Situated directly north of Boston, across the Charles River, it was named in honor of the University of Cambridge in England, an important center of the Puritan theology embraced by the town's founders.:18
Harvard University and the Massachusetts Institute of Technology (MIT), two of the world's most prestigious universities, are in Cambridge, as was Radcliffe College, one of the leading colleges for women in the United States until it merged with Harvard on October 1, 1999.
According to the 2010 Census, the city's population was 105,162. As of July 2014, it was the fifth most populous city in the state, behind Boston, Worcester, Springfield and Lowell. Cambridge is one of the two seats of Middlesex County, although the county government was abolished in 1997; Lowell is the other.

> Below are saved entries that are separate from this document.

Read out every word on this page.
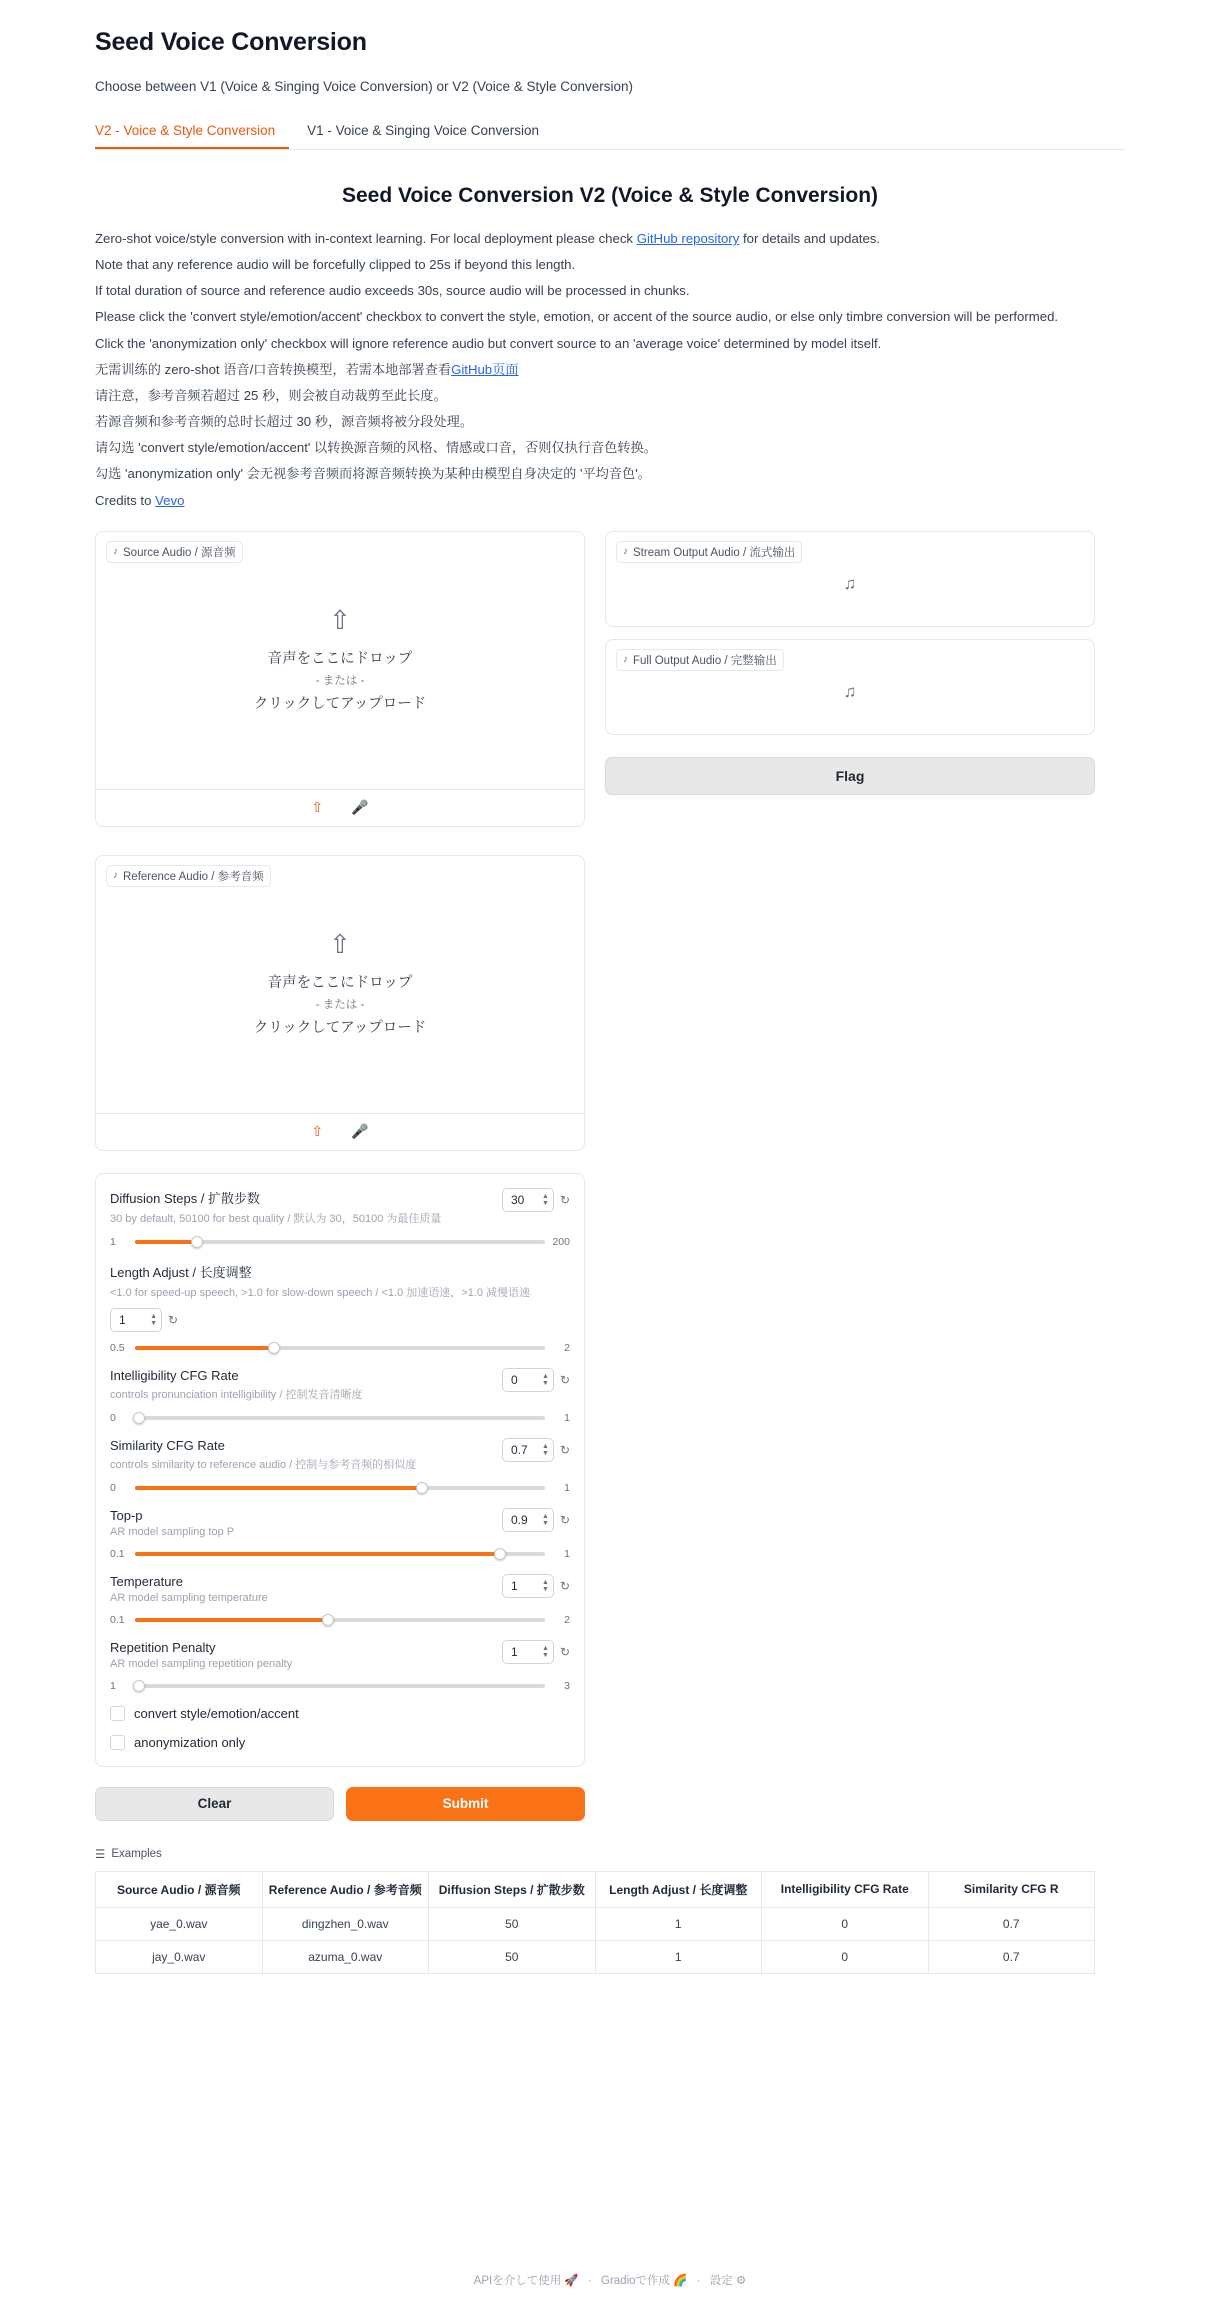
Seed Voice Conversion
Choose between V1 (Voice & Singing Voice Conversion) or V2 (Voice & Style Conversion)
V2 - Voice & Style Conversion	V1 - Voice & Singing Voice Conversion
Seed Voice Conversion V2 (Voice & Style Conversion)

Zero-shot voice/style conversion with in-context learning. For local deployment please check GitHub repository for details and updates.

Note that any reference audio will be forcefully clipped to 25s if beyond this length.

If total duration of source and reference audio exceeds 30s, source audio will be processed in chunks.

Please click the 'convert style/emotion/accent' checkbox to convert the style, emotion, or accent of the source audio, or else only timbre conversion will be performed.

Click the 'anonymization only' checkbox will ignore reference audio but convert source to an 'average voice' determined by model itself.

无需训练的 zero-shot 语音/口音转换模型，若需本地部署查看GitHub页面

请注意，参考音频若超过 25 秒，则会被自动裁剪至此长度。

若源音频和参考音频的总时长超过 30 秒，源音频将被分段处理。

请勾选 'convert style/emotion/accent' 以转换源音频的风格、情感或口音，否则仅执行音色转换。

勾选 'anonymization only' 会无视参考音频而将源音频转换为某种由模型自身决定的 '平均音色'。

Credits to Vevo

♪ Source Audio / 源音频
⇧
音声をここにドロップ
- または -
クリックしてアップロード
⇧ 🎤
♪ Reference Audio / 参考音频
⇧
音声をここにドロップ
- または -
クリックしてアップロード
⇧ 🎤
Diffusion Steps / 扩散步数
30 by default, 50100 for best quality / 默认为 30，50100 为最佳质量
30	▲
▼ ↻
1	200
Length Adjust / 长度调整
<1.0 for speed-up speech, >1.0 for slow-down speech / <1.0 加速语速，>1.0 减慢语速
1	▲
▼ ↻
0.5	2
Intelligibility CFG Rate
controls pronunciation intelligibility / 控制发音清晰度
0	▲
▼ ↻
0	1
Similarity CFG Rate
controls similarity to reference audio / 控制与参考音频的相似度
0.7 ▲
▼ ↻
0	1
Top-p
AR model sampling top P
0.9 ▲
▼ ↻
0.1	1
Temperature
AR model sampling temperature
1	▲
▼ ↻
0.1	2
Repetition Penalty
AR model sampling repetition penalty
1	▲
▼ ↻
1	3
convert style/emotion/accent
anonymization only
Clear	Submit
♪ Stream Output Audio / 流式输出
♫
♪ Full Output Audio / 完整输出
♫
Flag
☰ Examples
Source Audio / 源音频	Reference Audio / 参考音频	Diffusion Steps / 扩散步数	Length Adjust / 长度调整	Intelligibility CFG Rate	Similarity CFG R
yae_0.wav	dingzhen_0.wav	50	1	0	0.7
jay_0.wav	azuma_0.wav	50	1	0	0.7
APIを介して使用 🚀 · Gradioで作成 🌈 · 設定 ⚙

Kendall Square in Cambridge has been called "the most innovative square mile on the planet", in reference to the high concentration of entrepreneurial start-ups and quality of innovation that have emerged there since 2010.
In December 1630, the site of what would become Cambridge was chosen because it was safely upriver from Boston Harbor, making it easily defensible from attacks by enemy ships. Thomas Dudley, his daughter Anne Bradstreet, and her husband Simon were among the town's first settlers. The first houses were built in the spring of 1631. The settlement was initially referred to as "the newe towne". Official Massachusetts records show the name rendered as Newe Towne by 1632, and as Newtowne by 1638. Located at the first convenient Charles River crossing west of Boston, Newe Towne was one of a number of towns (including Boston, Dorchester, Watertown, and Weymouth) founded by the 700 original Puritan colonists of the Massachusetts Bay Colony under Governor John Winthrop. Its first preacher was Thomas Hooker, who led many of its original inhabitants west in 1636 to found Hartford and the Connecticut Colony; before leaving, they sold their plots to more recent immigrants from England. The original village site is in the heart of today's Harvard Square. The marketplace where farmers brought crops from surrounding towns to sell survives today as the small park at the corner of John F. Kennedy and Winthrop Streets, then at the edge of a salt marsh (since filled). The town comprised a much larger area than the present city, with various outlying parts becoming independent towns over the years: Cambridge Village (later Newtown and now Newton) in 1688, Cambridge Farms (now Lexington) in 1712 or 1713, and Little or South Cambridge (now Brighton) and Menotomy or West Cambridge (now Arlington) in 1807. In the late 19th century, various schemes for annexing Cambridge to Boston were pursued and rejected.